Dans son excellent Dictionnaire égoïste du panache français paru il y a trois semaines aux éditions Le Cherche Midi, François Cérésa a consacré tout un chapitre aux Verts. Nous vous le proposons dans son intégralité avec l'aimable autorisation de l'auteur.


Les Verts, je connais. Je suis tombé dedans quand j’étais petit. A l’école je jouais au foot. Ailier droit. Nous avons disputé la finale de la Coupe de Paris des lycées. Mon grand-père maternel, natif de Saint-Etienne, avait été émerveillé de mes prouesses. Il avait un ami : Jean Snella. Quand il m’avait demandé si ça m’amuserait de suivre l’équipe pour un match, mon sang (encore bien vert) n’avait fait qu’un tour. Ce jour-là, je suis parti en car avec l’équipe de Saint-Etienne pour Paris. C’était en 1965. J’avais douze ans. Direction le stade de Saint-Ouen.

J’ai ainsi fait la connaissance de Robert Herbin, d’Aimé Jacquet, d’Hervé Revelli.

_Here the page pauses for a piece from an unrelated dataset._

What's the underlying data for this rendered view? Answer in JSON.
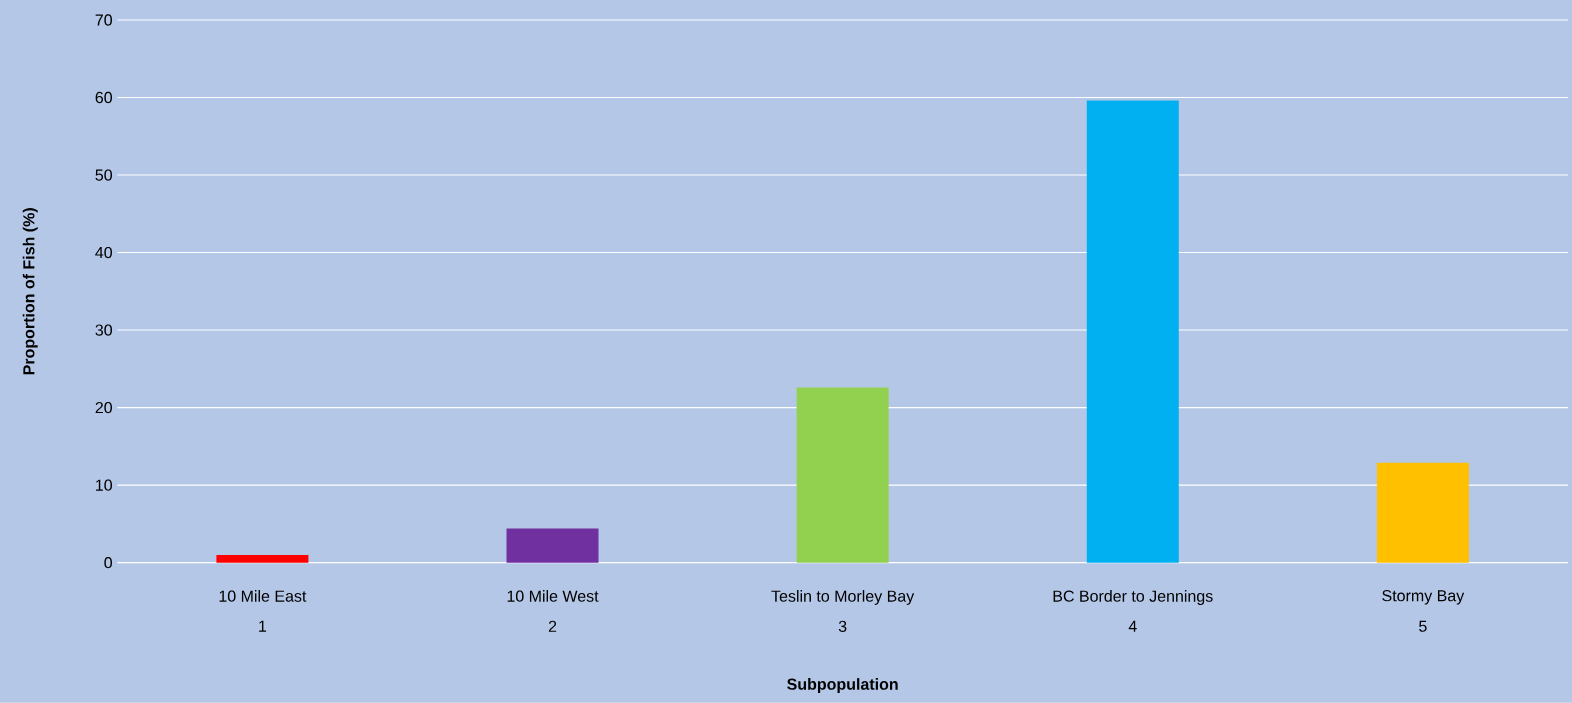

Tous formés au club. Il y avait aussi le gardien Pierre Bernard, avant l’arrivée, en 1972, du mythique portier des Verts, le Yougoslave Ivan Curkovic. Et un Algérien, le virevoltant et élégant Rachid Mekhloufi, qui avait une dent en or et la moustache de David Niven. Avant le match, j’avais échangé quelques passes avec Jacquet, Herbin et Mekhloufi. Le roi n’était pas mon cousin.

La rencontre du jour s’était soldée par un cinglant 5-1 contre le Red Star, avec trois buts de Herbin (milieu de terrain), un de Revelli (attaquant), un de Mekhloufi (attaquant). Même si cette année-là, l’ASSE ne fut pas championne de France, l’affaire était entendue. Saint-Etienne devint mon équipe. Pour la peine, comme Bernard Pivot, je ne les ai jamais lâchés, même lorsqu’ils sont descendus en deuxième division.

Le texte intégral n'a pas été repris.